Places lost to time, war, terrorism, natural disasters, and gentrification are all included, preventable and inevitable losses all shown side by side. Kristin Qualls is the Gallery Coordinator. “We’ve been getting some really good press we were featured on why we’ve been featured on row one today,” said Qualls.
Harvey added 11 paintings to the project before it came to the Rowan Art Gallery which features locations from South Jersey and the Philadelphia area. The gallery partnered with several organizations throughout Glassboro to put out the call for submissions of places important and nostalgic from area residents.
“When you walk into the space… it kind of engulfs you, because you’re surrounded by it. But at the same time, there’s a feeling of vastness, because you’re looking at the scene and some of them are just broad and large landscapes are spaces that you can kind of get lost, lost in the paintings themselves,” said Mary Salvante, who is the Gallery and Exhibitions Program Director.
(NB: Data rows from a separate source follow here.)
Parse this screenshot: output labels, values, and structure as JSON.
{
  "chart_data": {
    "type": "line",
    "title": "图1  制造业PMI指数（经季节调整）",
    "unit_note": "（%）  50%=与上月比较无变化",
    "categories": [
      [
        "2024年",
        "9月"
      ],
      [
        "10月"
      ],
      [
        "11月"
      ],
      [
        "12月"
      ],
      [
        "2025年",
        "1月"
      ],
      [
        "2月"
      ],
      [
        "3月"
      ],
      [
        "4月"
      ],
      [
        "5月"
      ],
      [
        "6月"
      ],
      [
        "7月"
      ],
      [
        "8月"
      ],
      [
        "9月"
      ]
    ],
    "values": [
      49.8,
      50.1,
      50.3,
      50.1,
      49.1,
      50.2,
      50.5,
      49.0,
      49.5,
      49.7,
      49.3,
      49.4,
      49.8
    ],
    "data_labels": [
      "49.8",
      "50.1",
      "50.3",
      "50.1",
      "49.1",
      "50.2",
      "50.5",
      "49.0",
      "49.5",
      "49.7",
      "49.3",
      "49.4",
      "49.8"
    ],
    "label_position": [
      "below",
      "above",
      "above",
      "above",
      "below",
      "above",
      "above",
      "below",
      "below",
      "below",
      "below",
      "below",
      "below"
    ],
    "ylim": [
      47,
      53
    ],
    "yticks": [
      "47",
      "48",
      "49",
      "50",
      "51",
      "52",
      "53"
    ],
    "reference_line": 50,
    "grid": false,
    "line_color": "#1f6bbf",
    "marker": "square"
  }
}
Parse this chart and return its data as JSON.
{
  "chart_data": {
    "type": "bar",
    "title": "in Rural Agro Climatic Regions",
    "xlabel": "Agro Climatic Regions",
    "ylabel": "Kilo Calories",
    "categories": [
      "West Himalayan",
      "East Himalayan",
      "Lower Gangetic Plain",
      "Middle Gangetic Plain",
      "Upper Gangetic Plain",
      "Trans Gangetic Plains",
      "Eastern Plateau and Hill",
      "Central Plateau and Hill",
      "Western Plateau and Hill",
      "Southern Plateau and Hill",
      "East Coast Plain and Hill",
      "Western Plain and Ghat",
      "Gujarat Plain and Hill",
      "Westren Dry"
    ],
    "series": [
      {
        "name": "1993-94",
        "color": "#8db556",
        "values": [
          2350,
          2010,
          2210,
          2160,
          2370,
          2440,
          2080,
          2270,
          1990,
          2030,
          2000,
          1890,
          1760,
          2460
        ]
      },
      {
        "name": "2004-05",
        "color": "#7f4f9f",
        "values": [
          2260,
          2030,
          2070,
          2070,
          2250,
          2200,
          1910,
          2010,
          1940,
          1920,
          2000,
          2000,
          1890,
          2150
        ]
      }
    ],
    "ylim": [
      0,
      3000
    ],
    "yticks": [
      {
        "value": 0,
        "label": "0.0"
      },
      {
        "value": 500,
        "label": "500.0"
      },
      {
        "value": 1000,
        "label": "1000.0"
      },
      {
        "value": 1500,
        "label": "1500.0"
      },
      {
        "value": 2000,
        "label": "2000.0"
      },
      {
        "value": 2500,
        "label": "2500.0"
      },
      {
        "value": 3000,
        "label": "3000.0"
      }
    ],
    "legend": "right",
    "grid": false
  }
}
All of the paintings are the same size, though some are vertical and others are horizontal. The paintings are arranged so that places that come from more fun and happy memories, like amusement parks, are not directly next to places that carry the memories of tragic events that caused the loss of human life. Beyond that, the Titanic’s proximity to the painting of the iceberg, and Moskva Pool and the Palaces of the Soviets are next to each other because they were located at the same site. Beyond that, the placement is largely unintentional.
“And in the end, I thought maybe having a kind of project that was about a collective loss of place would be what could provoke people to think about what we could do collectively, to save places to kind of preserve places like what makes life worth living for people,” said Harvey.